WFMX
- Skowhegan, Maine; United States;
- Broadcast area: Augusta-Waterville, Maine
- Frequency: 107.9 MHz
- Branding: 107-9 The Mix

Programming
- Language: English
- Format: Adult contemporary
- Affiliations: Premiere Networks; WGME-TV;

Ownership
- Owner: Mix Maine Media; (J. Hanson Company, Inc.);
- Sister stations: WCTB; WSKW;

History
- First air date: March 17, 1990
- Former call signs: WHQO (1987–2007)
- Call sign meaning: "Mix"

Technical information
- Licensing authority: FCC
- Facility ID: 26388
- Class: C2
- ERP: 32,000 watts
- HAAT: 129 meters (423 ft)
- Transmitter coordinates: 44°37′01″N 69°37′30″W﻿ / ﻿44.617°N 69.625°W
- Repeaters: 103.1 WZLO (Dover-Foxcroft); 1340 WBAN (Veazie);

Links
- Public license information: Public file; LMS;
- Webcast: Listen live
- Website: mixmaine.com

= WFMX =

Radio station in Skowhegan, Maine

WFMX (107.9 FM, "107-9 the Mix") is an adult contemporary–formatted radio station licensed to Skowhegan, Maine. The station is owned by J. Hanson Company, doing business as Mix Maine Media. Its programming is also simulcast on WZLO in Dover-Foxcroft and WBAN in Veazie (near Bangor).

== History ==
WFMX went on the air March 17, 1990, as a satellite fed oldies format under the call letters WHQO (for "Headquarters for Oldies") changing a few years later to a community-based adult contemporary format as "The Light at the end of the dial". In the late 1990s, as ownership of the station changed frequently the station changed formats several times, including simulcasting the sports of WSKW (1996–1999), top 40 as "The Party 108" (1999–2000), and talk (both simulcasting WVOM-FM from Bangor and solo) before flipping to the current "Mix 107.9" in February 2005. In 1999 an effort was made to donate the station to Maine Public Radio; the donation was never completed, as it was contingent on a never-completed sale of Mountain Wireless' stations to Cumulus Media.
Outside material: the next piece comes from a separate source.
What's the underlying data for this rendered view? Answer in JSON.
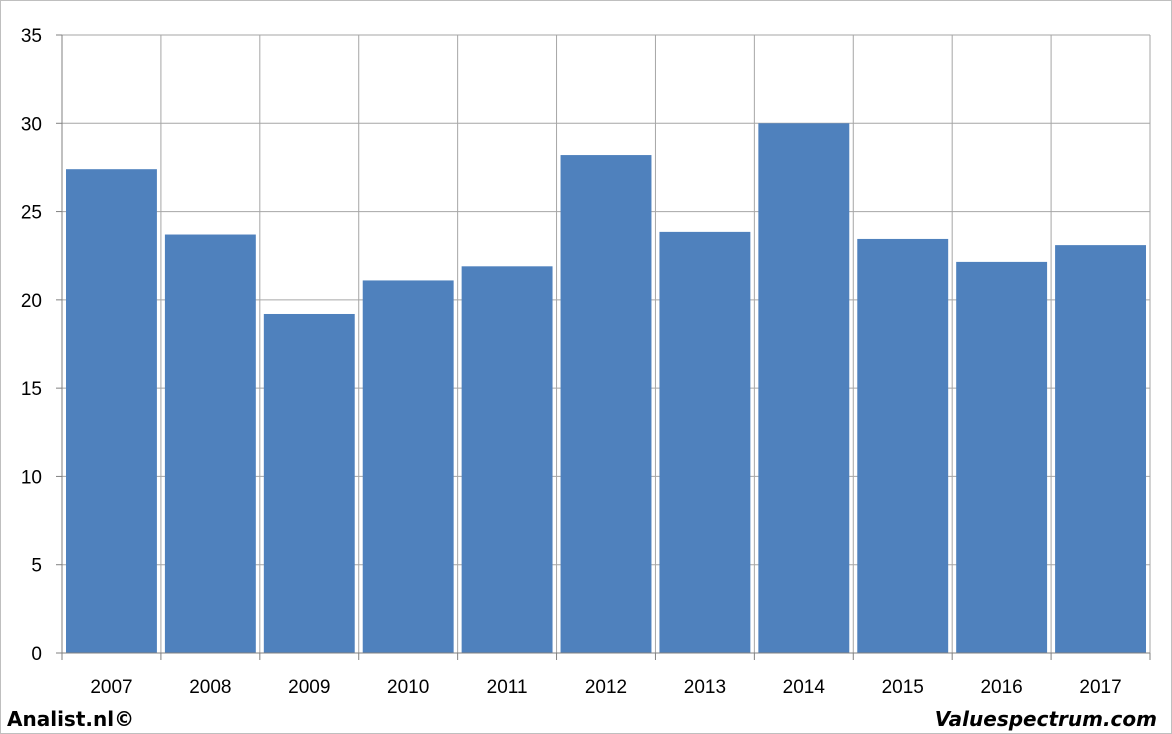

In February 2007, the call letters were changed to WFMX, to more closely resemble the "Mix" name. Those calls were previously used by what is now WVBZ when it was licensed to Statesville, North Carolina. A power increase was granted as well, improving the signal to the south. WFMX had been working with the developers of the Hathaway Creative Center in Waterville with intentions anchor the refurbished mill in late 2008. Agreeable terms could not be met, so WFMX and its cluster-mates took occupancy of new space on Kennedy Memorial Drive in Waterville.

On April 23, 2013, WFMX was granted for a construction permit to increase its ERP up to 32,000 watts and to raise its HAAT up to 129 m. The station was licensed with the new facilities on April 18, 2016. For part of WFMX's adult contemporary format, they aired Delilah's syndicated love songs program. Then in 2017, WFMX became a classic hits / hot AC format. With the repositioning of today's music and classic hits, the station shelved Delilah's program for local talent and more music nights.

In November 2024, WBAN in Veazie (near Bangor), which had previously offered a similar adult contemporary format as "The Wave", began simulcasting WFMX under a time brokerage agreement. In 2025, WZLO in Dover-Foxcroft joined the "Mix" simulcast after Mix Maine Media bought that station from Stephen King.

WFMX main studios are located at The Lee Farm Mall on Western Avenue in Augusta, with additional facilities at Penny Hill Park in Waterville.